Tienda de anticuarios atiborrada de objetos que vienen del Oriente.
En la tienda, un hombre mayor al que le toca desempeñar el oficio de dueño le muestra a un desdeñoso cliente una mezcla de maravillas y supercherías. El otro sonríe. Es un hombre de mundo y no está dispuesto a gastar su dinero en bagatelas. Una piedra translúcida que a la vez irradia algo indefinido le llama la atención. Quiere saber qué es. El vendedor da algunos rodeos, como si no quisiera hablar del asunto. El otro exige. Le cuenta que es una joya que, en caso de ser tocada con la mano izquierda en el borde superior, tiene el don de mostrar cómo será la muerte de su dueño. Le sugiere entonces que no se atraiga la desgracia.
Risas del cliente. Nada lo asombra: ha estado en la India, conoce las riberas Canópicas, ha frecuentado el Nilo y el Ganges. Decide llevársela.
El dueño de la tienda le sugiere que use un guante de cuero. Pareciera ser que es el único modo en que la piedra no ejerza su poder.

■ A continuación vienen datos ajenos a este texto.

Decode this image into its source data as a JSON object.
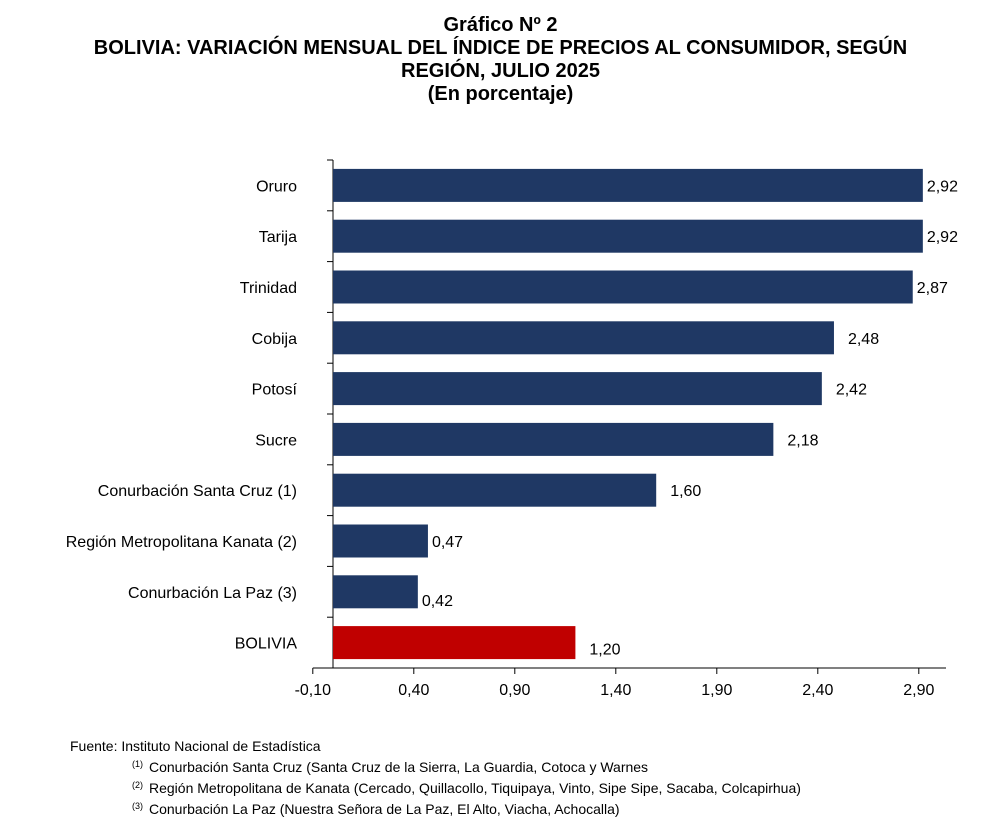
{
  "title": {
    "line1": "Gráfico Nº 2",
    "line2": "BOLIVIA: VARIACIÓN MENSUAL DEL ÍNDICE DE PRECIOS AL CONSUMIDOR, SEGÚN",
    "line3": "REGIÓN, JULIO 2025",
    "line4": "(En porcentaje)"
  },
  "colors": {
    "bar": "#1f3864",
    "highlight": "#c00000"
  },
  "chart_data": {
    "type": "bar",
    "orientation": "horizontal",
    "categories": [
      "Oruro",
      "Tarija",
      "Trinidad",
      "Cobija",
      "Potosí",
      "Sucre",
      "Conurbación Santa Cruz (1)",
      "Región Metropolitana Kanata (2)",
      "Conurbación La Paz (3)",
      "BOLIVIA"
    ],
    "values": [
      2.92,
      2.92,
      2.87,
      2.48,
      2.42,
      2.18,
      1.6,
      0.47,
      0.42,
      1.2
    ],
    "value_labels": [
      "2,92",
      "2,92",
      "2,87",
      "2,48",
      "2,42",
      "2,18",
      "1,60",
      "0,47",
      "0,42",
      "1,20"
    ],
    "highlight_category": "BOLIVIA",
    "xlim": [
      -0.1,
      3.0
    ],
    "xticks": [
      -0.1,
      0.4,
      0.9,
      1.4,
      1.9,
      2.4,
      2.9
    ],
    "xtick_labels": [
      "-0,10",
      "0,40",
      "0,90",
      "1,40",
      "1,90",
      "2,40",
      "2,90"
    ],
    "grid": false
  },
  "notes": {
    "source": "Fuente: Instituto Nacional de Estadística",
    "items": [
      {
        "mark": "(1)",
        "text": "Conurbación Santa Cruz (Santa Cruz de la Sierra, La Guardia, Cotoca y Warnes"
      },
      {
        "mark": "(2)",
        "text": "Región Metropolitana de Kanata (Cercado, Quillacollo, Tiquipaya, Vinto, Sipe Sipe, Sacaba, Colcapirhua)"
      },
      {
        "mark": "(3)",
        "text": "Conurbación La Paz (Nuestra Señora de La Paz, El Alto, Viacha, Achocalla)"
      }
    ]
  }
}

El otro hombre, un poco por juego y otro poco por curiosidad, pasa la mano por el borde del objeto y enseguida paga las veinte monedas asignadas.

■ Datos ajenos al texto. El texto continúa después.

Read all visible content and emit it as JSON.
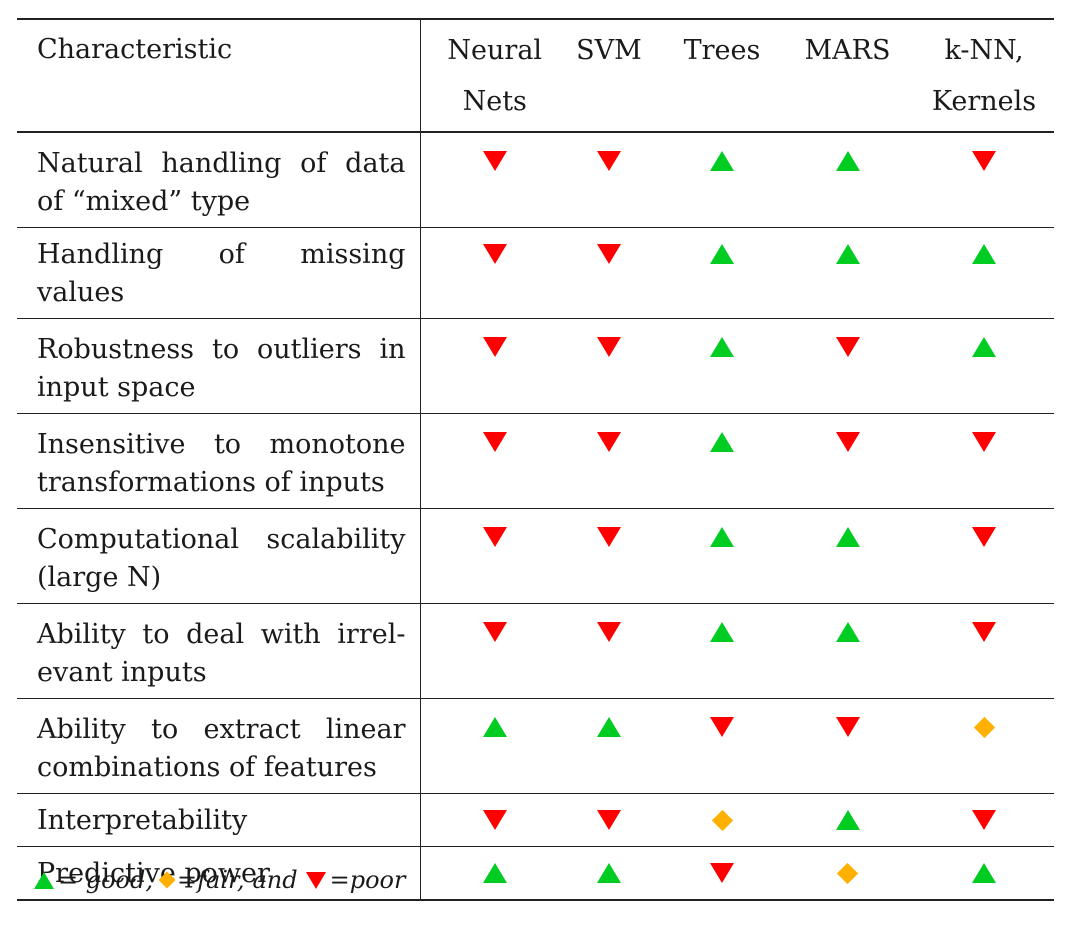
{
  "table": {
    "header": {
      "characteristic": "Characteristic",
      "methods": [
        "Neural Nets",
        "SVM",
        "Trees",
        "MARS",
        "k-NN, Kernels"
      ]
    },
    "rows": [
      {
        "characteristic": "Natural handling of data of “mixed” type",
        "ratings": [
          "poor",
          "poor",
          "good",
          "good",
          "poor"
        ]
      },
      {
        "characteristic": "Handling of missing values",
        "ratings": [
          "poor",
          "poor",
          "good",
          "good",
          "good"
        ]
      },
      {
        "characteristic": "Robustness to outliers in input space",
        "ratings": [
          "poor",
          "poor",
          "good",
          "poor",
          "good"
        ]
      },
      {
        "characteristic": "Insensitive to monotone transformations of inputs",
        "ratings": [
          "poor",
          "poor",
          "good",
          "poor",
          "poor"
        ]
      },
      {
        "characteristic": "Computational scalability (large N)",
        "ratings": [
          "poor",
          "poor",
          "good",
          "good",
          "poor"
        ]
      },
      {
        "characteristic": "Ability to deal with irrel-evant inputs",
        "ratings": [
          "poor",
          "poor",
          "good",
          "good",
          "poor"
        ]
      },
      {
        "characteristic": "Ability to extract linear combinations of features",
        "ratings": [
          "good",
          "good",
          "poor",
          "poor",
          "fair"
        ]
      },
      {
        "characteristic": "Interpretability",
        "ratings": [
          "poor",
          "poor",
          "fair",
          "good",
          "poor"
        ]
      },
      {
        "characteristic": "Predictive power",
        "ratings": [
          "good",
          "good",
          "poor",
          "fair",
          "good"
        ]
      }
    ]
  },
  "legend": {
    "good": "= good,",
    "fair": "=fair,",
    "and": "and",
    "poor": "=poor"
  },
  "colors": {
    "good": "#00cc22",
    "fair": "#ffb000",
    "poor": "#ff0000"
  },
  "icons": {
    "good": "up-triangle-icon",
    "fair": "diamond-icon",
    "poor": "down-triangle-icon"
  }
}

Lo que parecía una superficie pulida en realidad era un borde cortante hecho de miles de aristas invisibles que le han provocada algunas escoriaciones en la piel. Siente un mareo y luego algo que se parece al vértigo. Comprende todo. Las aristas están envenenadas.
Antes de caer ve su propia imagen reflejada en la piedra. Es la de un hombre muy pálido que ya inicia el derrumbe.